Ora, afigura-se ao Recorrente que não assiste razão à decisão tomada.
Na verdade, no que respeita à interpretação daquelas normas constantes dos
artigos 126.°, n.°s 1 e 2 e 381.º, n.° 1 do CPP, a questão da interpretação
inconstitucional dada às mesmas havia já sido suscitada na motivação do recurso
interposto para o Venerando Tribunal da Relação do Porto.
Enquanto que a interpretação dada à norma do artigo 412.° n.° 3 do CPP no
acórdão de fls. 107 e segs. foi de todo imprevisível para o Recorrente, o qual
não podia razoavelmente contar com a sua aplicação.
Na verdade, tendo a decisão interpretado de um modo que se afigura tão
particular tal norma, não era exigível ao ora reclamante prever que essa
interpretação viria a ser possível e viesse a ser adoptada na decisão.
O uso inesperado e insólito de tal interpretação levou a que o reclamante não
tivesse podido, em momento anterior ao da decisão, representar a possibilidade
de aplicação da norma com tal interpretação.
Motivo pelo qual não se mostrava adequado exigir-lhe, no caso concreto, um
qualquer juízo de prognose relativo a essa aplicação, em termos de se antecipar
ao proferimento da decisão, suscitando desde logo a questão da
inconstitucionalidade.
Só perante a decisão proferida se viu o reclamante na possibilidade de arguir a
inconstitucionalidade em causa, tendo-o feito logo no primeiro momento em que se
impunha fazê-lo, ou seja, no requerimento de interposição do recurso.
De resto, esta tem sido a jurisprudência defendida em vários acórdãos pelo
Tribunal Constitucional.
Nestes termos,
Requer a V. Exas. que se dignem admitir a presente reclamação e, em
consequência, ser admitido o presente recurso.»
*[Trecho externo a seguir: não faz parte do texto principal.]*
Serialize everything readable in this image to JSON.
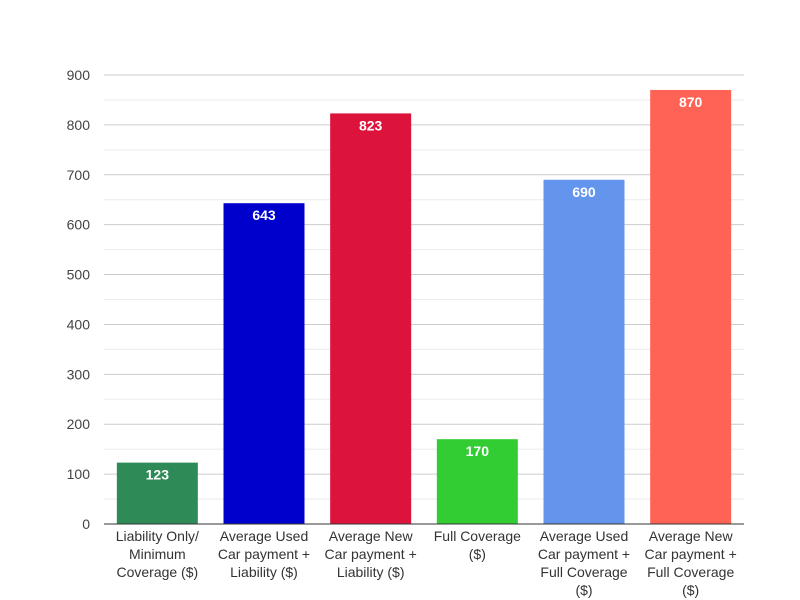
{
  "chart_data": {
    "type": "bar",
    "categories": [
      [
        "Liability Only/",
        "Minimum",
        "Coverage ($)"
      ],
      [
        "Average Used",
        "Car payment +",
        "Liability ($)"
      ],
      [
        "Average New",
        "Car payment +",
        "Liability ($)"
      ],
      [
        "Full Coverage",
        "($)"
      ],
      [
        "Average Used",
        "Car payment +",
        "Full Coverage",
        "($)"
      ],
      [
        "Average New",
        "Car payment +",
        "Full Coverage",
        "($)"
      ]
    ],
    "values": [
      123,
      643,
      823,
      170,
      690,
      870
    ],
    "colors": [
      "#2e8b57",
      "#0000cd",
      "#dc143c",
      "#32cd32",
      "#6495ed",
      "#ff6355"
    ],
    "ylim": [
      0,
      900
    ],
    "yticks": [
      "0",
      "100",
      "200",
      "300",
      "400",
      "500",
      "600",
      "700",
      "800",
      "900"
    ],
    "grid": true,
    "title": "",
    "xlabel": "",
    "ylabel": ""
  }
}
2. O representante do Ministério Público junto deste Tribunal pronunciou-se nos
termos que se seguem:
«1. Apesar de não constar da certidão, cópia da motivação do recurso para a
Relação, parece-nos que os elementos enviados nos permitem tomar posição.
2. Desconhecendo-se o conteúdo dessa motivação, não se põe em dúvida que o
recorrente, aí, tivesse suscitado a questão de inconstitucionalidade das normas
dos artigos 126.º, n.º 1 e 2 e 381.º, n.º 1, ambos do CPP.
3. No entanto, como recurso da decisão condenatória proferida na 1ª instância
foi rejeitado por extemporaneidade, parece-nos claro que o Tribunal da Relação,
não tendo conhecido do recurso, não aplicou aquelas normas.
4. Efectivamente, as únicas normas aplicadas foram aquelas que determinaram o
não conhecimento do recurso, entre essas se contando o artigo 412.º, n.º 3, do
CPP, cuja questão de inconstitucionalidade o recorrente pretende, agora, ver
apreciada.
5. Porém, quanto a esta norma, o recorrente não suscitou, previamente, a
questão, sendo certo que teve plena oportunidade de o fazer.
6. Na verdade, tendo sido proferida Decisão Sumária a rejeitar o recurso por ter
sido considerado extemporâneo, nessa decisão fez-se a aplicação expressa do n.º
3 do artigo 412.º do CPP.
7. Na reclamação dessa Decisão Sumária, o recorrente podia e devia ter suscitado
a questão de inconstitucionalidade daquela norma, que o acórdão recorrido
posteriormente aplicou, exactamente no mesmo sentido daquele que constava da
Decisão Sumária.
8. Pelo exposto, deve indeferir-se a reclamação.»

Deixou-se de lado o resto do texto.